Key Laboratory of Symbolic Computation and Knowledge Engineering of Ministry of Education, College of Computer Science and Technology, Jilin University, Changchun 130012, China.
Department of Electrical Engineering and Computer Science, Informatics Institute, and Christopher S. Bond Life Sciences Center, University of Missouri, Columbia, MO 65211, USA.
Bioinformatics. 2017 Dec 15;33(24):3909-3916. doi: 10.1093/bioinformatics/btx496.
Computational methods for phosphorylation site prediction play important roles in protein function studies and experimental design. Most existing methods are based on feature extraction, which may result in incomplete or biased features. Deep learning as the cutting-edge machine learning method has the ability to automatically discover complex representations of phosphorylation patterns from the raw sequences, and hence it provides a powerful tool for improvement of phosphorylation site prediction.

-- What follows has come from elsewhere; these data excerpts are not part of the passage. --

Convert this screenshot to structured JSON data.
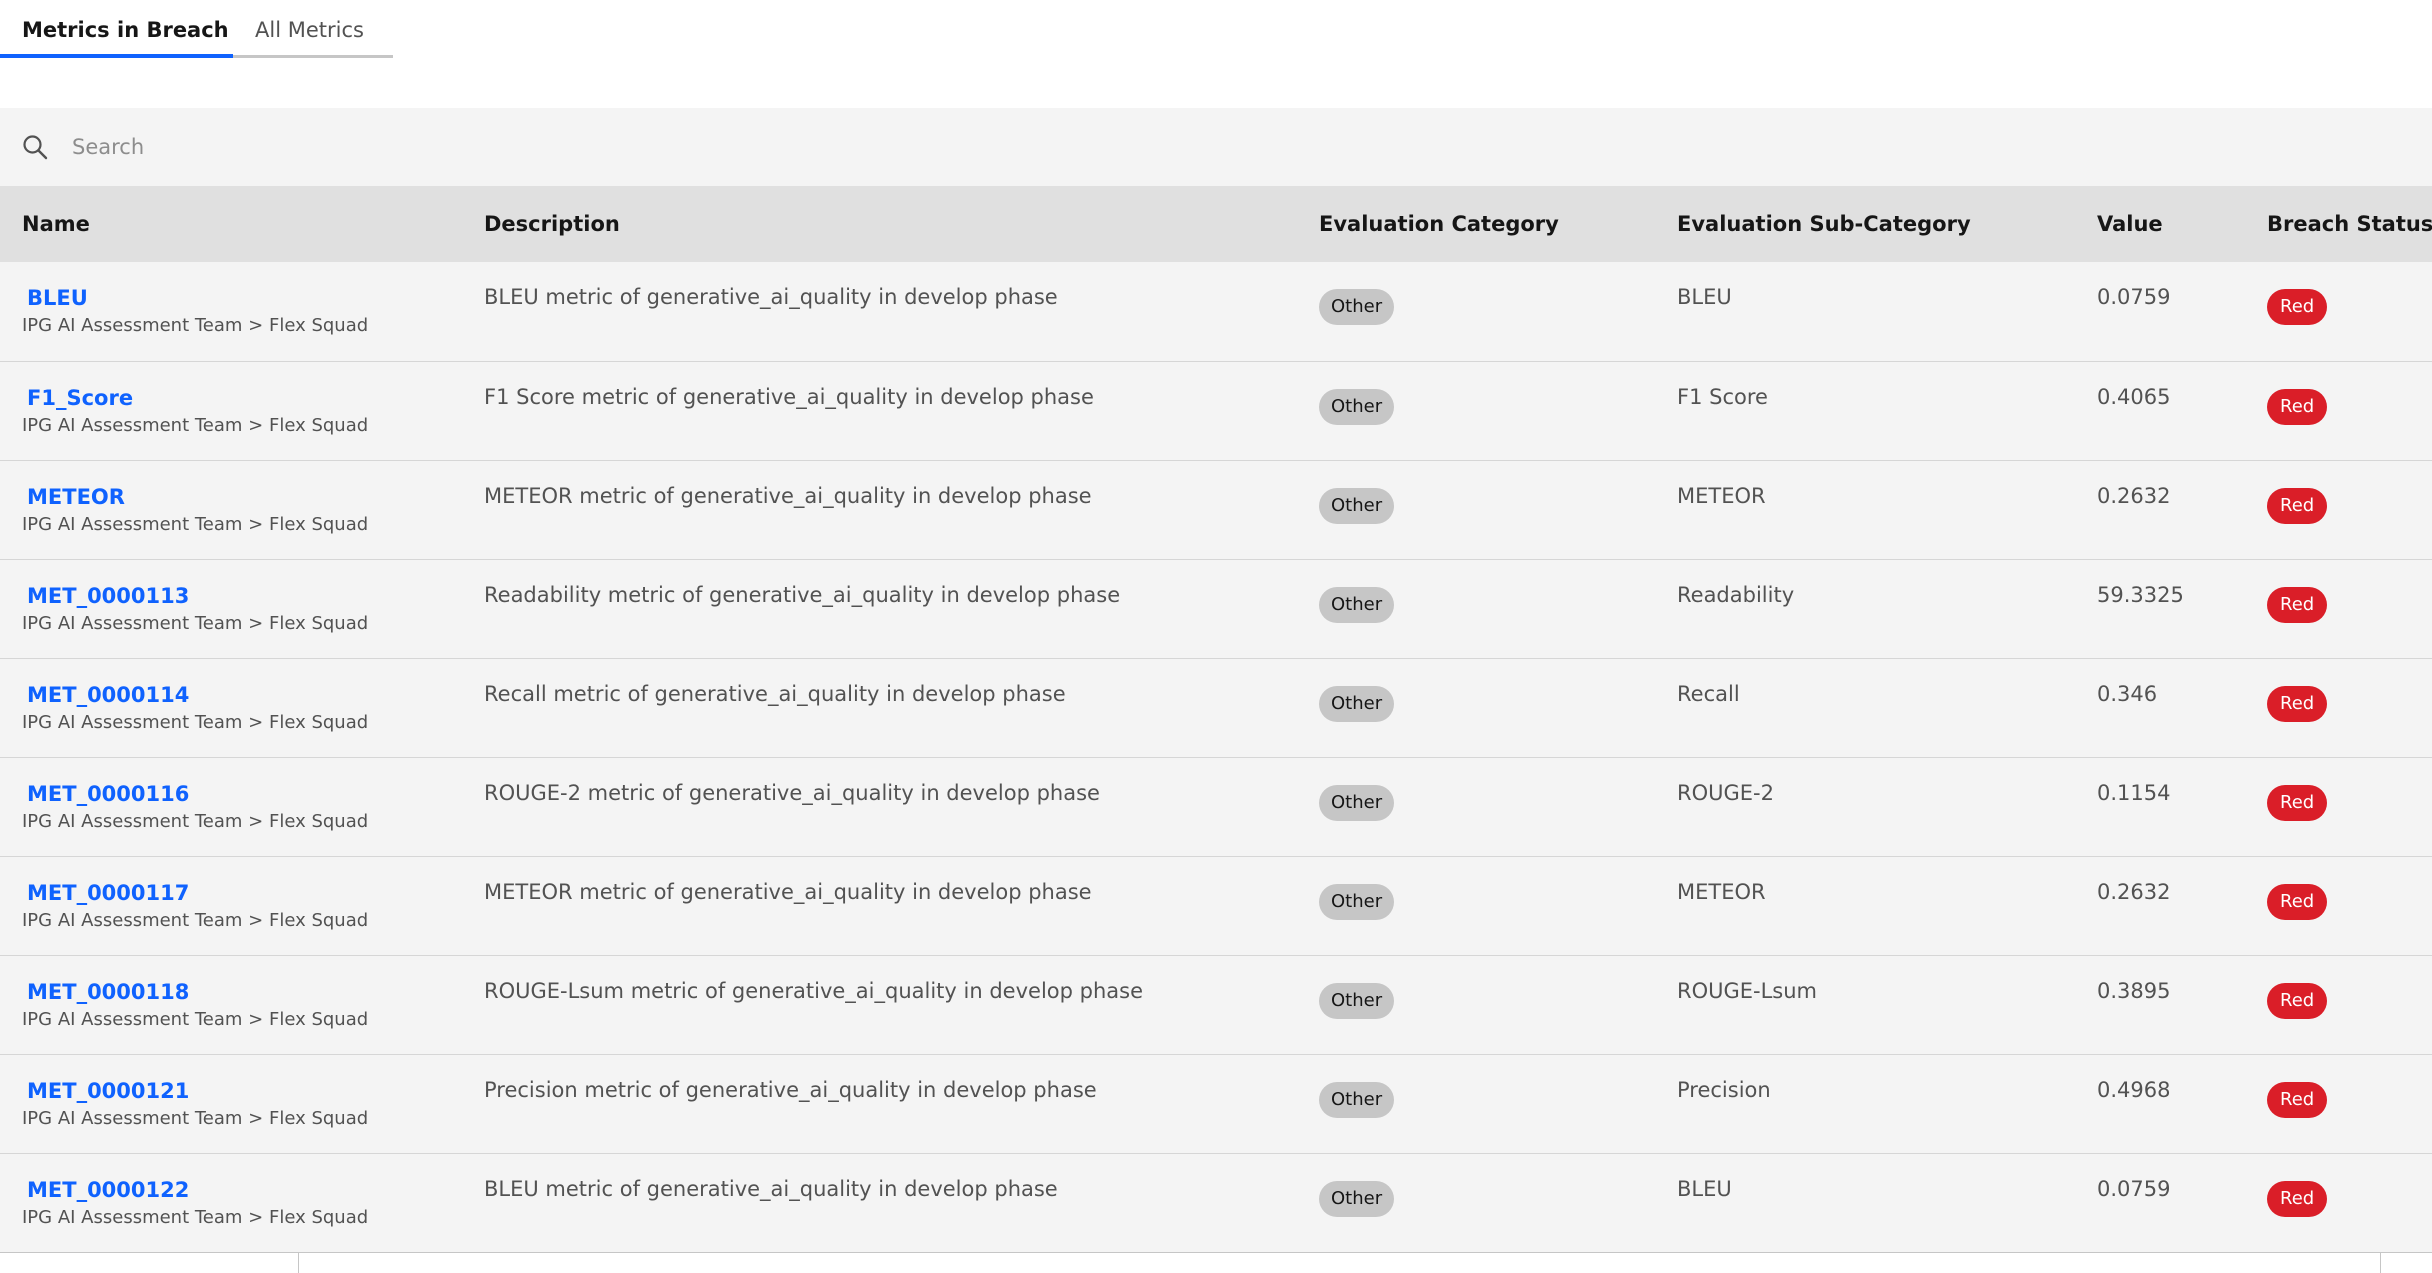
{
  "tabs": [
    {
      "label": "Metrics in Breach",
      "active": true
    },
    {
      "label": "All Metrics",
      "active": false
    }
  ],
  "search": {
    "placeholder": "Search",
    "icon": "search-icon"
  },
  "table": {
    "headers": [
      "Name",
      "Description",
      "Evaluation Category",
      "Evaluation Sub-Category",
      "Value",
      "Breach Status"
    ],
    "rows": [
      {
        "name": "BLEU",
        "owner": "IPG AI Assessment Team > Flex Squad",
        "description": "BLEU metric of generative_ai_quality in develop phase",
        "category": "Other",
        "subcategory": "BLEU",
        "value": "0.0759",
        "status": "Red"
      },
      {
        "name": "F1_Score",
        "owner": "IPG AI Assessment Team > Flex Squad",
        "description": "F1 Score metric of generative_ai_quality in develop phase",
        "category": "Other",
        "subcategory": "F1 Score",
        "value": "0.4065",
        "status": "Red"
      },
      {
        "name": "METEOR",
        "owner": "IPG AI Assessment Team > Flex Squad",
        "description": "METEOR metric of generative_ai_quality in develop phase",
        "category": "Other",
        "subcategory": "METEOR",
        "value": "0.2632",
        "status": "Red"
      },
      {
        "name": "MET_0000113",
        "owner": "IPG AI Assessment Team > Flex Squad",
        "description": "Readability metric of generative_ai_quality in develop phase",
        "category": "Other",
        "subcategory": "Readability",
        "value": "59.3325",
        "status": "Red"
      },
      {
        "name": "MET_0000114",
        "owner": "IPG AI Assessment Team > Flex Squad",
        "description": "Recall metric of generative_ai_quality in develop phase",
        "category": "Other",
        "subcategory": "Recall",
        "value": "0.346",
        "status": "Red"
      },
      {
        "name": "MET_0000116",
        "owner": "IPG AI Assessment Team > Flex Squad",
        "description": "ROUGE-2 metric of generative_ai_quality in develop phase",
        "category": "Other",
        "subcategory": "ROUGE-2",
        "value": "0.1154",
        "status": "Red"
      },
      {
        "name": "MET_0000117",
        "owner": "IPG AI Assessment Team > Flex Squad",
        "description": "METEOR metric of generative_ai_quality in develop phase",
        "category": "Other",
        "subcategory": "METEOR",
        "value": "0.2632",
        "status": "Red"
      },
      {
        "name": "MET_0000118",
        "owner": "IPG AI Assessment Team > Flex Squad",
        "description": "ROUGE-Lsum metric of generative_ai_quality in develop phase",
        "category": "Other",
        "subcategory": "ROUGE-Lsum",
        "value": "0.3895",
        "status": "Red"
      },
      {
        "name": "MET_0000121",
        "owner": "IPG AI Assessment Team > Flex Squad",
        "description": "Precision metric of generative_ai_quality in develop phase",
        "category": "Other",
        "subcategory": "Precision",
        "value": "0.4968",
        "status": "Red"
      },
      {
        "name": "MET_0000122",
        "owner": "IPG AI Assessment Team > Flex Squad",
        "description": "BLEU metric of generative_ai_quality in develop phase",
        "category": "Other",
        "subcategory": "BLEU",
        "value": "0.0759",
        "status": "Red"
      }
    ]
  },
  "colors": {
    "link": "#0f62fe",
    "active_tab_indicator": "#0f62fe",
    "status_red": "#da1e28",
    "category_tag": "#c6c6c6",
    "header_bg": "#e0e0e0",
    "row_bg": "#f4f4f4"
  }
}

We present MusiteDeep, the first deep-learning framework for predicting general and kinase-specific phosphorylation sites. MusiteDeep takes raw sequence data as input and uses convolutional neural networks with a novel two-dimensional attention mechanism. It achieves over a 50% relative improvement in the area under the precision-recall curve in general phosphorylation site prediction and obtains competitive results in kinase-specific prediction compared to other well-known tools on the benchmark data.
MusiteDeep is provided as an open-source tool available at https://github.com/duolinwang/MusiteDeep.

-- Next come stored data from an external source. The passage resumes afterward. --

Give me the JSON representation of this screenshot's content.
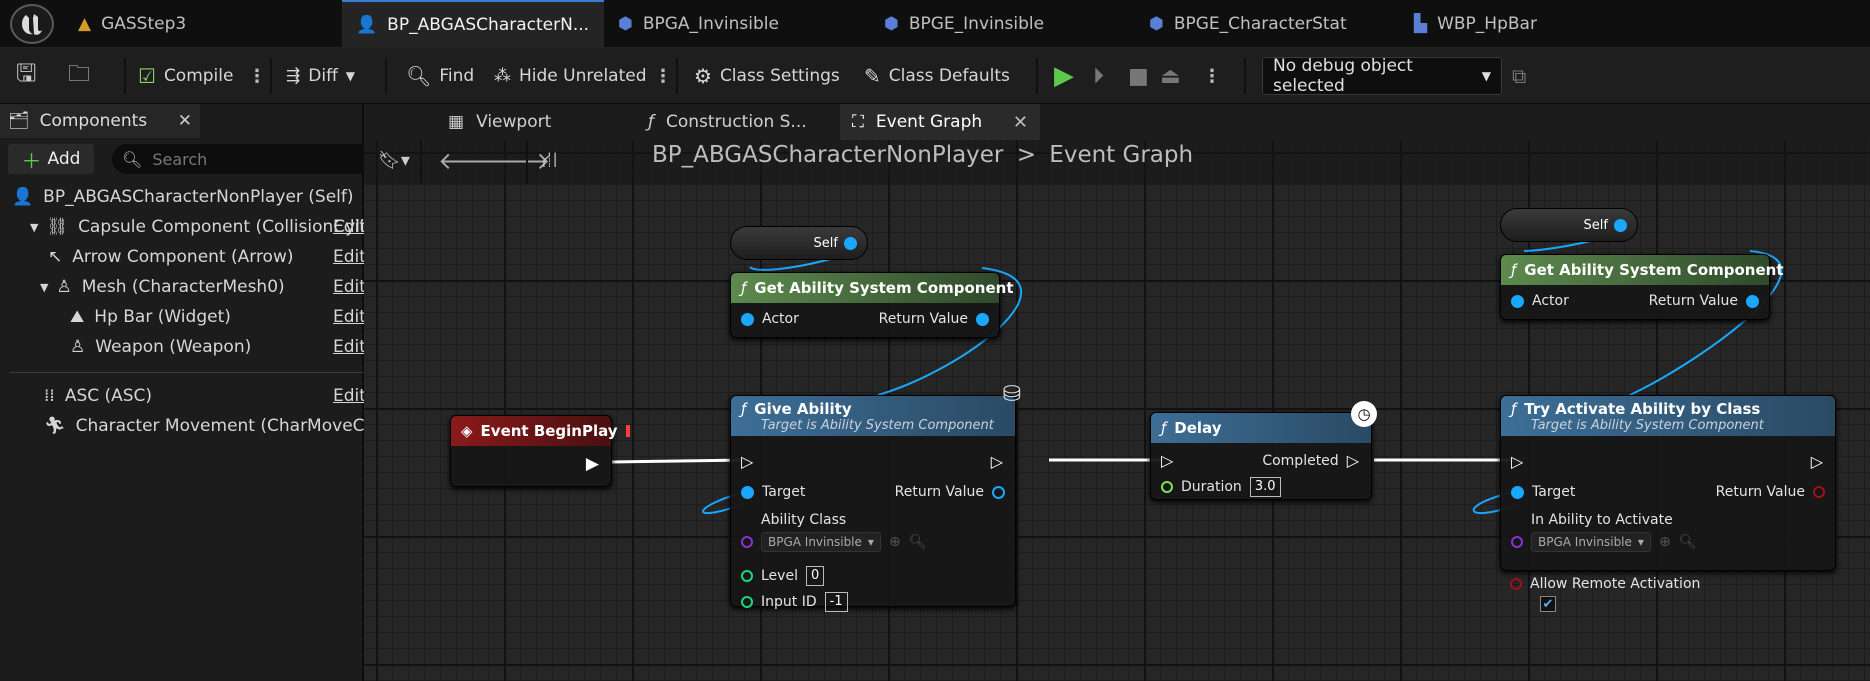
{
  "doc_tabs": [
    {
      "label": "GASStep3",
      "icon": "level-icon"
    },
    {
      "label": "BP_ABGASCharacterN...",
      "icon": "character-blueprint-icon",
      "active": true
    },
    {
      "label": "BPGA_Invinsible",
      "icon": "blueprint-icon"
    },
    {
      "label": "BPGE_Invinsible",
      "icon": "blueprint-icon"
    },
    {
      "label": "BPGE_CharacterStat",
      "icon": "blueprint-icon"
    },
    {
      "label": "WBP_HpBar",
      "icon": "widget-blueprint-icon"
    }
  ],
  "toolbar": {
    "compile": "Compile",
    "diff": "Diff",
    "find": "Find",
    "hide_unrelated": "Hide Unrelated",
    "class_settings": "Class Settings",
    "class_defaults": "Class Defaults",
    "debug_object": "No debug object selected"
  },
  "components_panel": {
    "title": "Components",
    "add": "Add",
    "search_placeholder": "Search",
    "edit_label": "Edit in C++",
    "edit_cut": "Edit i",
    "items": [
      {
        "label": "BP_ABGASCharacterNonPlayer (Self)"
      },
      {
        "label": "Capsule Component (CollisionCylinder)"
      },
      {
        "label": "Arrow Component (Arrow)"
      },
      {
        "label": "Mesh (CharacterMesh0)"
      },
      {
        "label": "Hp Bar (Widget)"
      },
      {
        "label": "Weapon (Weapon)"
      },
      {
        "label": "ASC (ASC)"
      },
      {
        "label": "Character Movement (CharMoveComp)"
      }
    ]
  },
  "graph_tabs": [
    {
      "label": "Viewport"
    },
    {
      "label": "Construction S..."
    },
    {
      "label": "Event Graph"
    }
  ],
  "breadcrumb": {
    "blueprint": "BP_ABGASCharacterNonPlayer",
    "separator": ">",
    "graph": "Event Graph"
  },
  "nodes": {
    "self_label": "Self",
    "get_asc_title": "Get Ability System Component",
    "actor": "Actor",
    "return_value": "Return Value",
    "event_begin_play": "Event BeginPlay",
    "give_ability": {
      "title": "Give Ability",
      "subtitle": "Target is Ability System Component",
      "target": "Target",
      "ability_class": "Ability Class",
      "ability_value": "BPGA Invinsible",
      "level": "Level",
      "level_value": "0",
      "input_id": "Input ID",
      "input_id_value": "-1"
    },
    "delay": {
      "title": "Delay",
      "completed": "Completed",
      "duration": "Duration",
      "duration_value": "3.0"
    },
    "try_activate": {
      "title": "Try Activate Ability by Class",
      "subtitle": "Target is Ability System Component",
      "target": "Target",
      "in_ability": "In Ability to Activate",
      "ability_value": "BPGA Invinsible",
      "allow_remote": "Allow Remote Activation"
    }
  },
  "colors": {
    "exec_wire": "#ffffff",
    "object_wire": "#1aa8ff",
    "function_header": "#3d6e96",
    "pure_header": "#5d8a4f",
    "event_header": "#8a1a1a"
  }
}
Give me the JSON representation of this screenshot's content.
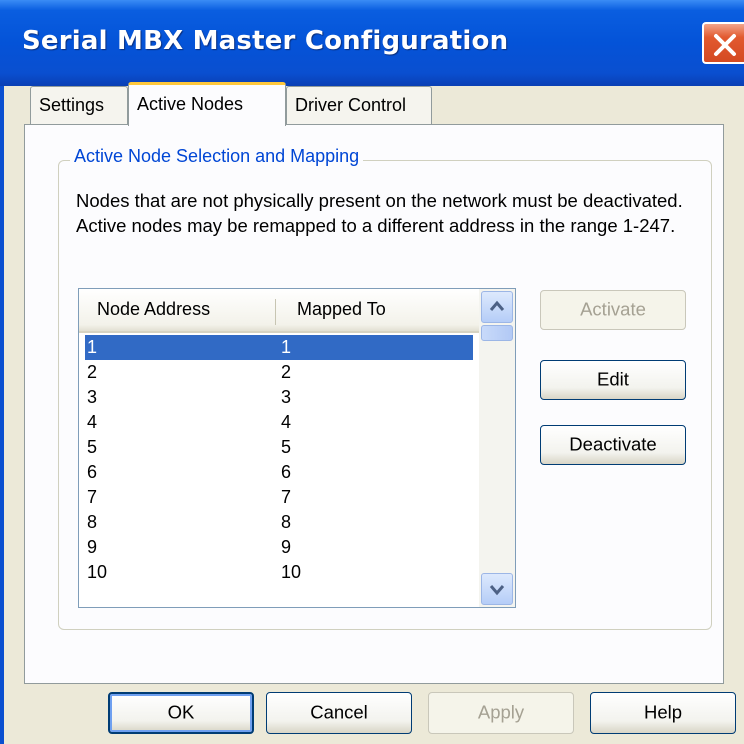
{
  "window": {
    "title": "Serial MBX Master Configuration"
  },
  "tabs": [
    {
      "label": "Settings",
      "active": false
    },
    {
      "label": "Active Nodes",
      "active": true
    },
    {
      "label": "Driver Control",
      "active": false
    }
  ],
  "group": {
    "title": "Active Node Selection and Mapping",
    "description": "Nodes that are not physically present on the network must be deactivated. Active nodes may be remapped to a different address in the range 1-247."
  },
  "node_list": {
    "columns": [
      "Node Address",
      "Mapped To"
    ],
    "rows": [
      {
        "address": "1",
        "mapped": "1",
        "selected": true
      },
      {
        "address": "2",
        "mapped": "2"
      },
      {
        "address": "3",
        "mapped": "3"
      },
      {
        "address": "4",
        "mapped": "4"
      },
      {
        "address": "5",
        "mapped": "5"
      },
      {
        "address": "6",
        "mapped": "6"
      },
      {
        "address": "7",
        "mapped": "7"
      },
      {
        "address": "8",
        "mapped": "8"
      },
      {
        "address": "9",
        "mapped": "9"
      },
      {
        "address": "10",
        "mapped": "10"
      }
    ]
  },
  "side_buttons": {
    "activate": "Activate",
    "edit": "Edit",
    "deactivate": "Deactivate"
  },
  "footer_buttons": {
    "ok": "OK",
    "cancel": "Cancel",
    "apply": "Apply",
    "help": "Help"
  },
  "icons": {
    "close": "close-icon",
    "scroll_up": "chevron-up-icon",
    "scroll_down": "chevron-down-icon"
  },
  "colors": {
    "title_bar": "#0453d8",
    "selection": "#316ac5",
    "group_title": "#0046d5",
    "tab_highlight": "#ffc83c"
  }
}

Supplementary data are available at Bioinformatics online.
磷酸化位点预测的计算方法在蛋白质功能研究和实验设计中起着重要作用。大多数现有方法都是基于特征提取,这可能导致特征不完整或有偏差。深度学习作为前沿的机器学习方法,具有从原始序列中自动发现磷酸化模式复杂表示的能力,因此为改进磷酸化位点预测提供了强大的工具。
我们提出了 MusiteDeep,这是第一个用于预测一般和激酶特异性磷酸化位点的深度学习框架。MusiteDeep 以原始序列数据为输入,使用具有新颖二维注意力机制的卷积神经网络。与基准数据上其他知名工具相比,它在一般磷酸化位点预测中的准确率-召回率曲线下面积的相对提高超过 50%,在激酶特异性预测方面也取得了有竞争力的结果。
MusiteDeep 作为一个开源工具提供,可在 https://github.com/duolinwang/MusiteDeep 上获得。
补充数据可在 Bioinformatics 在线获得。